Riordino gioco, Zega (Codere): ‘Molti dubbi sulla sostenibilità della gara’

Scritto da LP

Al convegno del Milton Friedman Institut, Zega – Direttore Affari Istituzionali di Codere – evidenzia rischi finanziari e occupazionali legati alle AVP e VLT se non si interviene su fiscalità e payout.

Roma – Marco Zega, Direttore Affari Istituzionali e Sviluppo Business di Codere Italia, nel corso del convegno “Gioco pubblico: regolazione, concorrenza e libero mercato” organizzato dal Milton Friedman Institut nella giornata di oggi, 4 marzo, ha espresso dubbi sulla sostenibilità della prossima gara per le concessioni di gioco.

Secondo Zega, alla luce delle indiscrezioni circolate sui contenuti della riforma, oltre la metà delle Awp e una quota rilevante delle Vlt “non riuscirebbero a generare flussi di cassa sufficienti a ripagare gli investimenti richiesti nei nove anni della futura concessione”.

I dati contenuti nell’analisi presentata da Codere evidenziano che, nel 2025, il payback period medio delle Awo si attesterebbe a 6,1 anni. Un tempo di recupero definito “critico” perché lascerebbe solo l’ultimo terzo della concessione come effettivo margine operativo. Ancora più significativo è il dato sulla distribuzione per cluster di gross win: oltre il 50 per cento delle macchine non presenterebbe condizioni adeguate per il recupero dell’investimento nell’intera durata concessoria. In particolare, le Awp con gross win fino a 50 euro – pari al 48 per cento del totale – lavorerebbero sostanzialmente per coprire i costi, senza generare marginalità.

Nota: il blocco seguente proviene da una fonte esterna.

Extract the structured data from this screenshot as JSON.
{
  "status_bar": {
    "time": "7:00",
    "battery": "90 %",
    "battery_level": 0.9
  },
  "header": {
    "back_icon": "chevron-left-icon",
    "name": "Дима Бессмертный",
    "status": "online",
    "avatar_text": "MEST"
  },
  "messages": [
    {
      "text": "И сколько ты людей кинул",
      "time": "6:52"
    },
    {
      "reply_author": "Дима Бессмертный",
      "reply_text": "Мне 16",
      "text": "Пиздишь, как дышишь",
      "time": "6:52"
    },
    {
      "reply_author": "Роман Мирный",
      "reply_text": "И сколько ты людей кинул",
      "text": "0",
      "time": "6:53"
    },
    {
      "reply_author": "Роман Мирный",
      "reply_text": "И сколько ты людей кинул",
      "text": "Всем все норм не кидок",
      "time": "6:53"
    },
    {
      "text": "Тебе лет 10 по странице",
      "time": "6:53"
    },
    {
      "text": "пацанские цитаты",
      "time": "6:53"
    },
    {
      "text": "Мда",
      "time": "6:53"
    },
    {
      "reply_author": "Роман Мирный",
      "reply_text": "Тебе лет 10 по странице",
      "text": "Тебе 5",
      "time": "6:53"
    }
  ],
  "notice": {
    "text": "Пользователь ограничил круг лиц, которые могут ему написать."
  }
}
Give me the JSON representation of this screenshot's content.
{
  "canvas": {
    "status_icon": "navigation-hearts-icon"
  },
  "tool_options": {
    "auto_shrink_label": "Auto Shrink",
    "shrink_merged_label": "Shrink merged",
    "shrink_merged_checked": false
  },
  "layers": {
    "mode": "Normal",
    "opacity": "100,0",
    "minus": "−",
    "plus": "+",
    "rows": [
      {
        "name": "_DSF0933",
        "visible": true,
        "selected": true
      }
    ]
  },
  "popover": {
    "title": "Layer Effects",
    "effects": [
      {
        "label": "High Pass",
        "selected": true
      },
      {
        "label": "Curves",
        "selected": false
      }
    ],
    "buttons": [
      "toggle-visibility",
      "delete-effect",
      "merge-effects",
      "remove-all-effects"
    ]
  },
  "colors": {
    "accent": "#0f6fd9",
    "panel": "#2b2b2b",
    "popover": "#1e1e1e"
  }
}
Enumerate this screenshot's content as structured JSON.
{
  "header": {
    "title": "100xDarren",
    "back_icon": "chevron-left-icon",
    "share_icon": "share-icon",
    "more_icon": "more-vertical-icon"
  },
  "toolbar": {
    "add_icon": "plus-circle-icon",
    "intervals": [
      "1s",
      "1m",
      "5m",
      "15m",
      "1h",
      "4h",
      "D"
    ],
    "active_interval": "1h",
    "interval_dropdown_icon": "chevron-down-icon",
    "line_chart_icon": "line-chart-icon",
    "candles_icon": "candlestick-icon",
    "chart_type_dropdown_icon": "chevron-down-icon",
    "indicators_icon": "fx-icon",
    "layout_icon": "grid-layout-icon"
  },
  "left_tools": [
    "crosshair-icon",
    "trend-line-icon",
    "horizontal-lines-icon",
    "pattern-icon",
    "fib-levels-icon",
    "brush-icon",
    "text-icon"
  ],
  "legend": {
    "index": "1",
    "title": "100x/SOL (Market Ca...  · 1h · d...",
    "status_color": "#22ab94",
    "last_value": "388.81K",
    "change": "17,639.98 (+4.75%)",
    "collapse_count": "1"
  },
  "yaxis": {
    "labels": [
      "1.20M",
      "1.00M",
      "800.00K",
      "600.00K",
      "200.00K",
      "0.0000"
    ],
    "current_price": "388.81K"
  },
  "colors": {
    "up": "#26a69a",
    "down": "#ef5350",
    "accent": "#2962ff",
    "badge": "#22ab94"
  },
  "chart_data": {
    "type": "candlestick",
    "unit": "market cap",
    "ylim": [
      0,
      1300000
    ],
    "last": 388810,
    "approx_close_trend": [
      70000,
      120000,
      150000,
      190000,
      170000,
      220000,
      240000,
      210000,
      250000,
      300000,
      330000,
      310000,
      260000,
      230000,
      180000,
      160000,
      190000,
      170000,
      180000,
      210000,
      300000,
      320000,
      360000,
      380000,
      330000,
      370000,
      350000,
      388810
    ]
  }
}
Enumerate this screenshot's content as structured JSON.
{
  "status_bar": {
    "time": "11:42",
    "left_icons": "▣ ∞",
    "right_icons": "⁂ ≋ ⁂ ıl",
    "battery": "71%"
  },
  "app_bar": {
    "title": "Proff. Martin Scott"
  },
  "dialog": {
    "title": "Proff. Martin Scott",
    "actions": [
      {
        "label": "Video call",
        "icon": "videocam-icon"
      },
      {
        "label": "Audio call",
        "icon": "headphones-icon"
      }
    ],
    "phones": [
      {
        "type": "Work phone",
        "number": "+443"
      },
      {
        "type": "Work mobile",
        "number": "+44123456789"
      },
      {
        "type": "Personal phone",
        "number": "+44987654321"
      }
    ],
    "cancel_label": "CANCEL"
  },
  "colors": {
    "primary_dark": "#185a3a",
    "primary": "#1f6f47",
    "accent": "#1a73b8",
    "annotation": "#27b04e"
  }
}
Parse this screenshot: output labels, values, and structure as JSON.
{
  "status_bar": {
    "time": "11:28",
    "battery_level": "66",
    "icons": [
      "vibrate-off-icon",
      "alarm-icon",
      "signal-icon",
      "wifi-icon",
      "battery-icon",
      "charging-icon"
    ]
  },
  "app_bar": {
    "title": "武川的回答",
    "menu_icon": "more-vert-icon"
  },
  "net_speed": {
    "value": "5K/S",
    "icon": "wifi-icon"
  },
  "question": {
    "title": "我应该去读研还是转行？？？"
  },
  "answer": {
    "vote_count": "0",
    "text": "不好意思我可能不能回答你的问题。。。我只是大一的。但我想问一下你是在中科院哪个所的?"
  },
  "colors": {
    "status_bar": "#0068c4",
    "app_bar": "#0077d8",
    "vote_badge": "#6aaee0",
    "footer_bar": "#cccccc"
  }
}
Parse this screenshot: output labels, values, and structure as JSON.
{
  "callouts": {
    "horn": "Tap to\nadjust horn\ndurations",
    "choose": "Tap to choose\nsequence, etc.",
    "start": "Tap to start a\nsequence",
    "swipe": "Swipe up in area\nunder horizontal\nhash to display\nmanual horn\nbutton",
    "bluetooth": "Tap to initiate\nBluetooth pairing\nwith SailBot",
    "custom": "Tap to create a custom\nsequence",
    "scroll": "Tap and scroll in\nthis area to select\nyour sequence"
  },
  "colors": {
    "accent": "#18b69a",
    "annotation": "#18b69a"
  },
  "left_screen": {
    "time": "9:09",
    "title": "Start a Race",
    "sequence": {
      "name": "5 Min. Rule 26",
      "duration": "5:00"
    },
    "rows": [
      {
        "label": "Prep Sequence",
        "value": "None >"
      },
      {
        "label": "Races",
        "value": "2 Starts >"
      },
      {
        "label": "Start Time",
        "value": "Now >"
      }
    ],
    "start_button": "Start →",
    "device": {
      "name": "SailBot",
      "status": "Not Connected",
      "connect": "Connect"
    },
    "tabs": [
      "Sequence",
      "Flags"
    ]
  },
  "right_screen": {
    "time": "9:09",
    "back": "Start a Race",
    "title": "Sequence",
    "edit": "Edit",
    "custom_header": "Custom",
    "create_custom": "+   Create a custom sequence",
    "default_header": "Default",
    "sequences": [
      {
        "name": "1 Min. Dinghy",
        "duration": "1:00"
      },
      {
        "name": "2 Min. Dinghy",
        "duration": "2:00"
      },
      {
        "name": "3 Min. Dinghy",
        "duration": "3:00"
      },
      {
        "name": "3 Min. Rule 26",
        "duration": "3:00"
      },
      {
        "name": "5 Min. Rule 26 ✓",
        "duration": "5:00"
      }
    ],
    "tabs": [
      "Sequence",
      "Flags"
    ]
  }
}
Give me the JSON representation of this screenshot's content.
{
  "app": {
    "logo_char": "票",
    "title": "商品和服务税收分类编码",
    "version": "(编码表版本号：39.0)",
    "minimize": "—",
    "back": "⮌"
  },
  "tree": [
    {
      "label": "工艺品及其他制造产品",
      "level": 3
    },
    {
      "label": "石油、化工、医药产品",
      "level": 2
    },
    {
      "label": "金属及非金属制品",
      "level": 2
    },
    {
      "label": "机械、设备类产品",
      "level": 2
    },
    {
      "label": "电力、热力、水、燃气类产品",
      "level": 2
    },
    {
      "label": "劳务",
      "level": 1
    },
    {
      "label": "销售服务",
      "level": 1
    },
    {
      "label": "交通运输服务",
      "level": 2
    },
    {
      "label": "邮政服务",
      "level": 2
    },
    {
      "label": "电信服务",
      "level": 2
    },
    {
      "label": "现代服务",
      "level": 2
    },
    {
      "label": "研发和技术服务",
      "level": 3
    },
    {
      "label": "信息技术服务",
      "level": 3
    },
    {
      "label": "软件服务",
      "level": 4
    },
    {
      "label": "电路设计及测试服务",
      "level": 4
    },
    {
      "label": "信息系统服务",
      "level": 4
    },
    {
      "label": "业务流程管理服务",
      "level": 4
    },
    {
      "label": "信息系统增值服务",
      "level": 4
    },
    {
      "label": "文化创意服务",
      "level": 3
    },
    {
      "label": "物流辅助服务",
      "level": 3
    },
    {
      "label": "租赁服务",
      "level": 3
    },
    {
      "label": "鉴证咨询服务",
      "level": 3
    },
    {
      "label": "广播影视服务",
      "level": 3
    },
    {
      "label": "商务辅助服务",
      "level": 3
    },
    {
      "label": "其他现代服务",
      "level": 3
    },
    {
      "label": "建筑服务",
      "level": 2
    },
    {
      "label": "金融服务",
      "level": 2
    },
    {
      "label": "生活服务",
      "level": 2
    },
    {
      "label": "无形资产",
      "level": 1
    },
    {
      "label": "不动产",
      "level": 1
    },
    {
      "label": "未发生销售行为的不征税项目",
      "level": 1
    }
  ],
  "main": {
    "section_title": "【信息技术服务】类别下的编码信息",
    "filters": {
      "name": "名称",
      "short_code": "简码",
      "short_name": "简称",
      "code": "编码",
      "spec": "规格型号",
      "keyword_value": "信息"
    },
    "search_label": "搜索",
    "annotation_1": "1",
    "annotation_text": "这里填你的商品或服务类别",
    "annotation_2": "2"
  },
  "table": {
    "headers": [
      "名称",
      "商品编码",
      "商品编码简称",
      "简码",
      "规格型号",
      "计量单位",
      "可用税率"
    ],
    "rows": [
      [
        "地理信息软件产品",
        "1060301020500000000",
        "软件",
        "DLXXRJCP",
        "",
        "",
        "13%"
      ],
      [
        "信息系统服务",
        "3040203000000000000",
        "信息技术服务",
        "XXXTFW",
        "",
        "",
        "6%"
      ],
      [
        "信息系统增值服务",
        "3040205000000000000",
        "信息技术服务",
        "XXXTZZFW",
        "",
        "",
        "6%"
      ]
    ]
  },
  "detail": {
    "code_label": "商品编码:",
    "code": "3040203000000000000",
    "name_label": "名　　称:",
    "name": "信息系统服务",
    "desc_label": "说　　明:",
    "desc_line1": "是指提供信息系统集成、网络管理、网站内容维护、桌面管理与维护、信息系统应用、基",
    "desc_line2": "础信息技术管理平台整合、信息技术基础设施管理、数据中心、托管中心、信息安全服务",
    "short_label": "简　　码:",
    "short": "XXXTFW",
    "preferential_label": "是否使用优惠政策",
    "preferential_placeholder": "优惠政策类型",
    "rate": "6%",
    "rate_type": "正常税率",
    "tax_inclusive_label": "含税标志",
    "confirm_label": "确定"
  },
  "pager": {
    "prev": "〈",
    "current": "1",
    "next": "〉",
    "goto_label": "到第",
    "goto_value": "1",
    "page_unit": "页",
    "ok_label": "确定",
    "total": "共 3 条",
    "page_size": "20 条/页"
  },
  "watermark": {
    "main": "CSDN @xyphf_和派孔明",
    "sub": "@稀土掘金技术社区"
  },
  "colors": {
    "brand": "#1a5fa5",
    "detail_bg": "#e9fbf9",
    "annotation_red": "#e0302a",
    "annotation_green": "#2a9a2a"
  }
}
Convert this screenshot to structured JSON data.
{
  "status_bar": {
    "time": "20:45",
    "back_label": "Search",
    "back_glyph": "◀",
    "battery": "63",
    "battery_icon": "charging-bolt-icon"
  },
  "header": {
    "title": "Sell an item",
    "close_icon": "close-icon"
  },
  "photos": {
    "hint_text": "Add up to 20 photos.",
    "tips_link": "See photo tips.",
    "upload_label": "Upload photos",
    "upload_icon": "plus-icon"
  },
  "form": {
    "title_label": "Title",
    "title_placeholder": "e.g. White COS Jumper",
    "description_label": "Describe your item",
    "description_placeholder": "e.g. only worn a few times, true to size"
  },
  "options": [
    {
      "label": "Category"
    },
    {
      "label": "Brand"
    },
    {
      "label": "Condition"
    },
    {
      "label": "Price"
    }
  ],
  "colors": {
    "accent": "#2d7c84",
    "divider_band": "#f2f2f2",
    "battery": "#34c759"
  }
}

Anche il segmento Vlt mostra forti criticità. L’analisi distingue tra sale ad alte performance (come le grandi sale specializzate e bingo) e sale di piccole e medie dimensioni. Solo circa 250 sale ad alto rendimento – per un totale stimato di circa 11.250 Vlt, pari a circa il 20 per cento delle 54mila macchine operative – sarebbero in grado di sostenere senza difficoltà l’investimento nella nuova gara. Per le Vlt con performance medie, il tempo di recupero si collocherebbe attorno ai 6 anni (due terzi della concessione), mentre nelle sale più performanti scenderebbe tra 3,8 e 4,7 anni.

Le conseguenze sul gettito erariale, secondo le stime, sarebbero rilevanti. La fuoriuscita dal mercato di almeno il 50 per cento delle gaming machines comporterebbe una perdita di oltre 1 miliardo di euro di Preu per le Awp e di oltre mezzo miliardo per le Vlt, per un totale che potrebbe superare gli 1,6 miliardi di euro. “Mentre un’entrata immediata stimata in 1,2 miliardi può sembrare interessante, le perdite ricorrenti superano di gran lunga questo valore”, ha sottolineato Zega.

L’impatto si estenderebbe anche al piano occupazionale. Il comparto delle gaming machines sostiene attualmente tra 48mila e 56mila lavoratori lungo l’intera filiera. Una contrazione del 50 per cento del parco macchine potrebbe determinare la perdita di circa 24mila posti di lavoro tra gestori, esercizi generalisti (bar e tabacchi), sale specializzate e indotto tecnologico. A questo si aggiungerebbe una perdita di gettito indiretto stimata in circa 700 milioni di euro annui tra Irpef, contributi previdenziali e maggiori oneri per ammortizzatori sociali, oltre agli effetti su Ires, Irap e Iva legati alla riduzione dei margini aziendali e dei consumi.

Nel documento si evidenzia inoltre un possibile effetto sistemico: la desertificazione del canale legale, soprattutto quello generalista, potrebbe favorire un’espansione del gioco illegale e della criminalità organizzata, con ulteriori ricadute negative sul controllo del territorio e sulla trasparenza fiscale.

Come possibile correttivo, Codere Italia propone una revisione fiscale che preveda un riallineamento tra prodotto fisico e online: riduzione del Preu e contestuale aumento del payout del 5 per cento. In questo scenario, il payback period delle Awp scenderebbe a 3,3 anni, riportando il tempo di recupero su livelli ritenuti sostenibili e rendendo più attrattiva la partecipazione alla gara. L’introduzione delle nuove Awpr, con maggiori possibilità di gestione da remoto e riduzione dei costi operativi, contribuirebbe ulteriormente al riequilibrio economico, pur a fronte di possibili maggiori costi di connessione alla rete.

“Altrimenti – ha concluso Zega – l’unico motivo per partecipare alla gara è trasferire flussi dal fisico al digitale”, con il rischio di un progressivo depotenziamento del presidio territoriale del gioco pubblico regolamentato.